We hiked 10 miles before lunch and then pulled over into a shady grove to eat. The temperature continued to climb into the 90’s so we set up the tent for an afternoon siesta.
While we were safe behind mesh, deer flies came hunting for us. When we woke up, they were waiting. We outran them down to the safety of the water to keep from getting stung. Here we cooked dinner, while standing in thigh deep pools to both stay cool and bug free.
As soon as the sun went down, we packed up and started hiking again. We had 10 miles left to go and we figured we’d walk until we were tired and finished the rest the next day.
This lower section of canyon became even more boulder choked, as if the Canyon were crumbling in on itself. We navigated two miles slowly before stopping on a high ledge to camp. Here we had views for miles down the canyon, framed by the distant Vermillion Cliffs. It was yet another personality change of Paria.
Our last day would be a hot one. The final canyon miles had very little shade so we got moving early. Here the deer flies would catch you when you stopped so we were highly motivated to keep walking. We now understood why long pants seemed to be popular for this hike. We hiked through the open desert, watching for lizards, flowers and ancient petroglyphs.
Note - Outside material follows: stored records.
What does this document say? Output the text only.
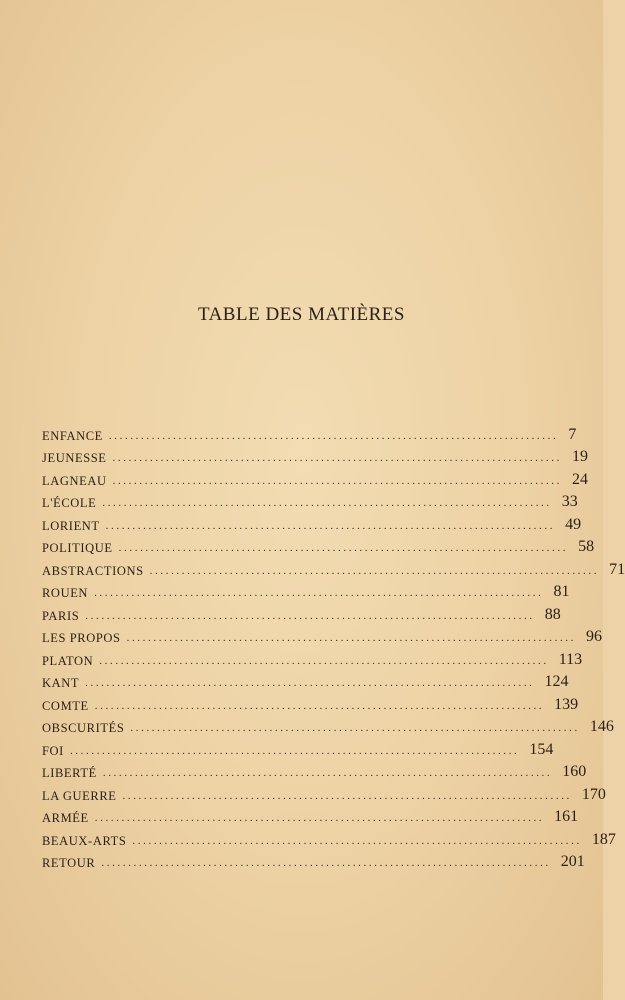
TABLE DES MATIÈRES
ENFANCE .................................................................................... 7
JEUNESSE .................................................................................... 19
LAGNEAU .................................................................................... 24
L'ÉCOLE .................................................................................... 33
LORIENT .................................................................................... 49
POLITIQUE .................................................................................... 58
ABSTRACTIONS .................................................................................... 71
ROUEN .................................................................................... 81
PARIS .................................................................................... 88
LES PROPOS .................................................................................... 96
PLATON .................................................................................... 113
KANT .................................................................................... 124
COMTE .................................................................................... 139
OBSCURITÉS .................................................................................... 146
FOI .................................................................................... 154
LIBERTÉ .................................................................................... 160
LA GUERRE .................................................................................... 170
ARMÉE .................................................................................... 161
BEAUX-ARTS .................................................................................... 187
RETOUR .................................................................................... 201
As we walked, the canyon continued to open until it was nearly 3 miles wide. This was one of my first backpacking adventures where we slowed down near the end, not wanting it to be over so soon. Despite the call of ice cream and a cold beer in the van…we would have been happy to stay in the desert longer.
We knew we’d reached the end when we came upon Lonely Dell, John D Lee’s Ranch above the Ferry. We explored the old corral and Emma’s cabin before walking the final mile out the canyon.
When we arrived back to Lee’s Ferry parking, we watched two huge rafts drive towards the boat ramp. Lee’s Ferry is the launch point for the 10 and 21 day Grand Canyon raft trips, and a large commercial outfitting trip was about to set sail. We were curious so we grabbed some liquid refreshment and walked the 1/4 mile down to see the carnival.
While we walked, a giant motorcoach drove by to unload the passengers into the waiting rafts. This was luxury. The guests piled out of the bus and boarded the 30 foot rafts while the heavily laden gear barges followed behind. Tim and I both considered stowing away as passengers, but suspected our unshowered state might give us a way. Instead we returned to the van, pledging to double our efforts to get on a river trip soon.
We packed up and hit the road, checking our email in the occasional blips of cell service. Satisfied that nothing significant had changed in the world during our four days of solitude, we turned off the highway onto a washboarded gravel road for part two of our remote weekend.
60 miles and an hour and a half later, we found a perfect camp spot on the Rainbow Rim. Here on the North Rim of the Grand Canyon, we found some of the best camping in the United States. Our front porch opened onto the Canyon Rim and the backdoor opened towards 17 miles of single track which wove through the pine forest and opened out on 5 incredible Canyon rim viewpoints.
Next day, we let the feet rest and instead got the biking muscles back in shape exploring the Canyon rim.
We couldn’t have asked for a more amazing canyon adventure.